A assessoria de imprensa da prefeitura disse, ontem, que os dados fornecidos à Comissão de Justiça, Legislação e Redação do Legislativo foram enviados em envelope lacrado, para utilização específica pelos parlamentares. A divulgação dos nomes, com valores, para terceiros, inclusive a imprensa, não será realizada pelo Executivo. Para o prefeito Tuga Angerami (sem partido), a questão está inserida no entendimento de que existem os poderes Judiciário, de um lado, e o Executivo e Legislativo, de outro, que têm prerrogativas e funções delimitadas.

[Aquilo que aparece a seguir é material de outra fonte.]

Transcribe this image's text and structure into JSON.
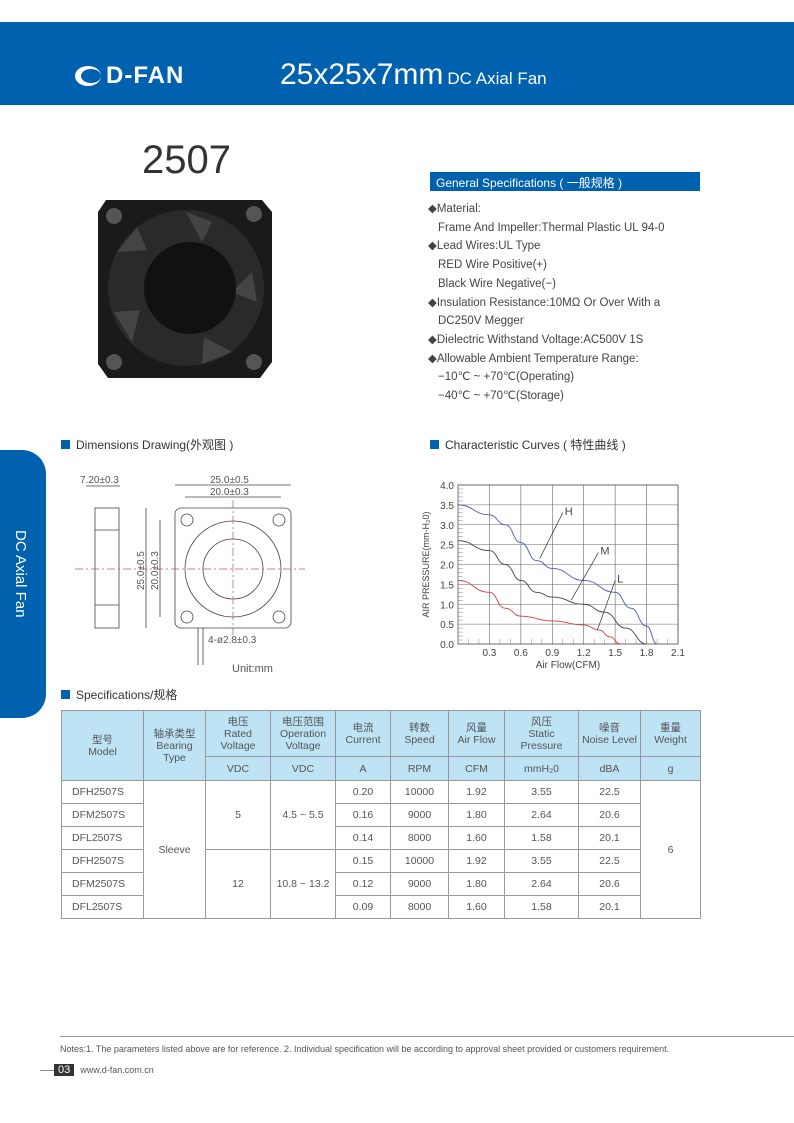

No caso da relação entre a prefeitura e a Câmara, Angerami reforça que o papel de fiscalização de um inclui o acesso a informações como dados de devedores que são fornecidos pela outra parcela do poder, a administração, mas sem que o deslocamento desses dados quebre o princípio do sigilo. Sobre a crítica feita pela oposição em relação ao projeto de lei enviado à Câmara que prevê possibilidade dos devedores do Refis colocarem sua situação em dia sem perder o benefício do parcelamento, a administração comenta que os 44.500 processos em fase de execução judicial prosseguem no Judiciário.
Quem aderiu ao Refis e está com as prestações em dia continua com as execuções fiscais suspensas, até o final do parcelamento. Entretanto, os grandes devedores que não aderiram ao programa continuam tendo suas dívidas sendo executadas.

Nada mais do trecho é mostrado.